Age-related incidence of MDS and frequency estimates of MDS subsets. (1) De novo MDS (primary): estimates are 85% of all MDS. About 45–50% manifest cytogenetic abnormalities evident by standard analysis with recurring examples being del (5q), del (7q), del (20q), and trisomy 8. (2) Secondary MDS: estimates are 7–12% of all MDS with >80% relating to prior therapy with mutagenic chemicals and/or radiation (therapy-related, t-MDS).

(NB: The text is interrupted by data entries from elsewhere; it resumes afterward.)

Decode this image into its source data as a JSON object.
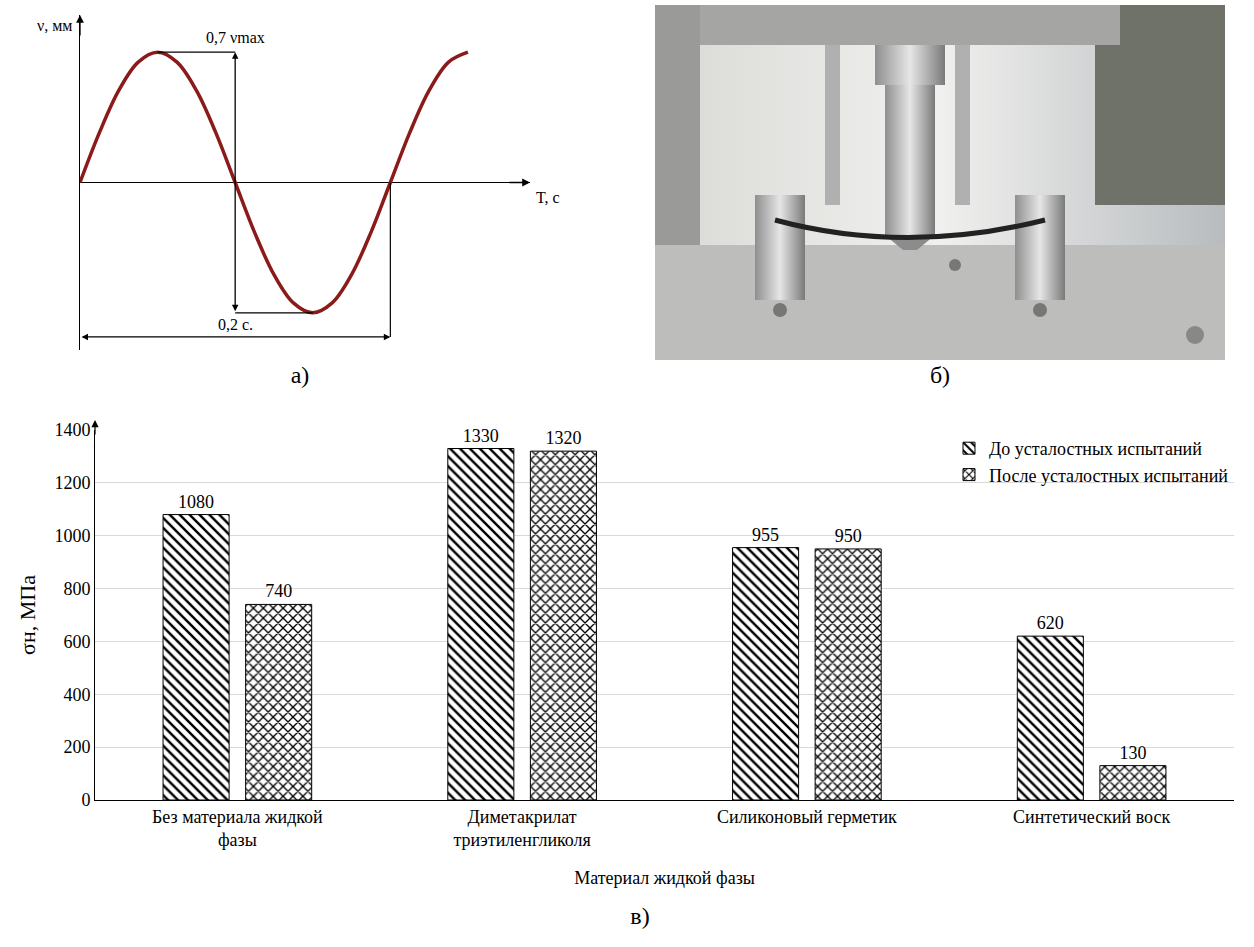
{
  "chart_data": [
    {
      "type": "line",
      "title": "а)",
      "xlabel": "T, с",
      "ylabel": "ν, мм",
      "x": [
        0,
        0.0125,
        0.025,
        0.0375,
        0.05,
        0.0625,
        0.075,
        0.0875,
        0.1,
        0.1125,
        0.125,
        0.1375,
        0.15,
        0.1625,
        0.175,
        0.1875,
        0.2,
        0.2125,
        0.225,
        0.2375,
        0.25
      ],
      "values": [
        0,
        0.268,
        0.495,
        0.647,
        0.7,
        0.647,
        0.495,
        0.268,
        0,
        -0.268,
        -0.495,
        -0.647,
        -0.7,
        -0.647,
        -0.495,
        -0.268,
        0,
        0.268,
        0.495,
        0.647,
        0.7
      ],
      "color": "#8b1a1a",
      "xlim": [
        0,
        0.29
      ],
      "ylim": [
        -0.9,
        0.9
      ],
      "xticks": [],
      "yticks": [],
      "tick_labels": false,
      "grid": false,
      "annotations": [
        "0,7 νmax",
        "0,2 с."
      ]
    },
    {
      "type": "image",
      "title": "б)"
    },
    {
      "type": "bar",
      "title": "в)",
      "xlabel": "Материал жидкой фазы",
      "ylabel": "σн, МПа",
      "categories": [
        "Без материала жидкой фазы",
        "Диметакрилат триэтиленгликоля",
        "Силиконовый герметик",
        "Синтетический воск"
      ],
      "series": [
        {
          "name": "До усталостных испытаний",
          "color": "#000000",
          "marker": "hatch",
          "values": [
            1080,
            1330,
            955,
            620
          ]
        },
        {
          "name": "После усталостных испытаний",
          "color": "#000000",
          "marker": "crosshatch",
          "values": [
            740,
            1320,
            950,
            130
          ]
        }
      ],
      "ylim": [
        0,
        1400
      ],
      "yticks": [
        0,
        200,
        400,
        600,
        800,
        1000,
        1200,
        1400
      ],
      "grid": true,
      "legend": "top right",
      "data_labels": true
    }
  ]
}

Chromosome aberrations are present in >90%, particularly involving chromosomes 5 and 7, and often associated with complex cytogenetics and poor prognosis. (3) Cigarette smoking is strongly associated with MDS/AML and directly relates with the total amount smoked and current smoking at diagnosis. (4) Subsets of MDS characterized by ringed sideroblasts may have different causation from other MDS syndromes. (5) Perhaps 5–10% of individuals with MDS as defined only by morphologic aberrations and cytopenias and with clinical features suggesting autoimmune disease may respond favorably to immunosuppressive therapy. (6) Occupational/environmental chemical exposures are thought to cause <1% of all MDS with benzene-related disease some fraction of this amount.